初心者用Illustratoの使い方講座

Illustratorでテキスト連結する方法【プロの裏技暴露】

投稿日:2008年4月19日 更新日:

Illustratorのテキストボックスをテキスト連結でつなげる方法

前回、Illustratorのテキストボックスの「オーバーフロー(文字あふれ)」についてご紹介しました。

下の画像で上の部分(青い囲い)に入っている文字が「テキストボックス内に入っている文字」です。

Illustrator

その下にある「枠線」のない「テキスト」がポイント文字(ポイントテキスト)と呼ばれる状態の文字です。

ポイント

ポイントテキストとは・・・テキストボックスの外に存在させた文字のこと(バラバラにできるので、自由に大きさを変えたりデザインしたい文字に適しています)

 

Illustratorのテキストボックスのオーバーフロー

テキストエリアのテキストボックスの右側に赤い Illustrator オーバーフロー こんなマークが出る時があります。

ちばこちばお

テキストエリアに収まりきらない文字が、テキストボックスの中にまだありますよ!」というシグナルです。

これをオーバーフロー(あふれだし)といいます。

 

Illustratorのオーバーフローを別のテキストボックスに吐き出し連結させる方法

 Illustrator オーバーフロー このマークをクリックすると、収まりきらないテキストを、別のテキストボックスに送り出すことが出来ます。

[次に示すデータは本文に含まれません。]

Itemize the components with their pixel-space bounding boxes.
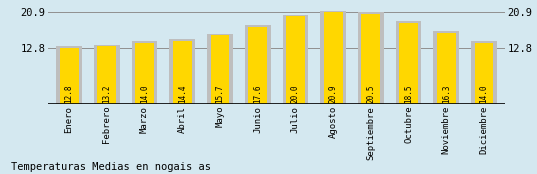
Text: Temperaturas Medias en nogais as: Temperaturas Medias en nogais as bbox=[11, 162, 211, 172]
Text: 14.0: 14.0 bbox=[480, 84, 489, 103]
Bar bbox=[433, 31, 459, 104]
Bar bbox=[361, 14, 380, 104]
Text: 14.4: 14.4 bbox=[178, 84, 187, 103]
Text: 20.0: 20.0 bbox=[291, 84, 300, 103]
Bar bbox=[211, 35, 229, 104]
Bar bbox=[437, 33, 456, 104]
Text: 18.5: 18.5 bbox=[404, 84, 413, 103]
Text: 16.3: 16.3 bbox=[442, 84, 451, 103]
Bar bbox=[248, 27, 267, 104]
Bar bbox=[399, 23, 418, 104]
Bar bbox=[97, 46, 116, 104]
Bar bbox=[94, 45, 120, 104]
Text: 12.8: 12.8 bbox=[64, 84, 74, 103]
Bar bbox=[396, 21, 422, 104]
Bar bbox=[286, 16, 305, 104]
Bar bbox=[320, 11, 346, 104]
Bar bbox=[471, 41, 497, 104]
Text: 14.0: 14.0 bbox=[140, 84, 149, 103]
Text: 15.7: 15.7 bbox=[215, 84, 224, 103]
Bar bbox=[358, 13, 384, 104]
Text: 17.6: 17.6 bbox=[253, 84, 262, 103]
Bar bbox=[282, 15, 308, 104]
Bar bbox=[207, 34, 233, 104]
Bar bbox=[173, 41, 192, 104]
Bar bbox=[324, 12, 343, 104]
Text: 20.9: 20.9 bbox=[329, 84, 338, 103]
Bar bbox=[56, 46, 82, 104]
Text: 13.2: 13.2 bbox=[103, 84, 111, 103]
Bar bbox=[245, 25, 271, 104]
Bar bbox=[135, 43, 154, 104]
Bar bbox=[475, 43, 494, 104]
Bar bbox=[132, 41, 157, 104]
Text: 20.5: 20.5 bbox=[366, 84, 375, 103]
Bar bbox=[169, 39, 195, 104]
Bar bbox=[60, 48, 78, 104]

受け皿になる、テキストボックスを先に用意してから、マークをクリックしてその、連結先になるテキストボックスをクリックしてもOKです(テキストの続きが表示されます)。

 

またIllustrator オーバーフローマークをクリックしてから、画面の他の場所を適当に「ワンクリック」してもOKです(新しいテキストボックスが自動生成されます)。

Illustrator テキスト連結

テキストボックスとテキストボックスが連結していることが見た目でわかりますね。

こうやって離れた場所のテキストボックスに文字を続けて流し込むことが出来ますので「長い文章」などを処理するに便利ですよ♪

 

Illustratorのテキスト連結の注意点

Illustrator以外にも、文字をテキストボックスで扱うクォークエクスプレスや(※ 古いDTPの組版ソフト)のデータをInDesign(インデザイン)にコンバート(変換)すると、同じフォント(書体)であったとしても、オーバーフローが発生することがあります。

「段落スタイル」など様々な細かい設定の違いがあるため頻発します。その原因を根本から治すことができない場合は「手直し」で処理するしかなかったりします。

オーバーフローで文字の一部が非表示になると、意味不明の作品ができてしまいます。印刷物などの場合は問題(印刷事故原因)になりますので、オーバーフローには注意を払いましょう。

 

また、Illustratorは文字を大量に扱う場合、Illustratorだけで文字組版するのは非効率です。

 

文字組みはインデザイン、Illustratorはイラストや図の作成に特化させる

ページものなどを処理する場合もIllustratorで作成している会社が結構あります。しかし、テキストボックスで文字を扱う広告や書籍などのデータ作成はインデザイン、Illustrator、Photoshopの組み合わせによる作成がおすすめです。

Illustratorでの文字組みはあくまでおまけ的な機能です。それほど正確な文字組みはできませんし、成果物を量産するほど「なんでもイラレでやろうとすると非常に効率が悪い」状態になります。

「イラレテキスト連結スクリプト」なども存在しますが、バージョン間の互換性の問題などもあり、最悪一部バグって印刷事故の原因にもなりますのでまったくおすすめいたしません

ちばこちばお

イラレはイラスト、図形、製図、トレース、デザイン文字などの作成に機能が特化されています。テキスト関連の機能は基本で提供されている範囲で利用し、基本的にIllustratorはポイントテキストで作成するものと考えてください。

テキスト連結を使うものを作成する場合はインデザインに外部ファイルとして読み込み、組み合わせで成果物を作成するようにするほうがかえって効率的です。

ペラもので一度きりの広告を作るなどの場合は、Illustratorだけで作っても良いのですが、完成度の高いテンプレートを作成して何度も型枠としてデータを流用できるようにすると何倍も業務を効率化できます。

 

そもそも、『Adobeがなぜに、インデザイン、Illustrator、Photoshopとそれぞれソフトを分割して提供しているか?』と言えば、それぞれに長所短所があり相互に補うように設計されているからです。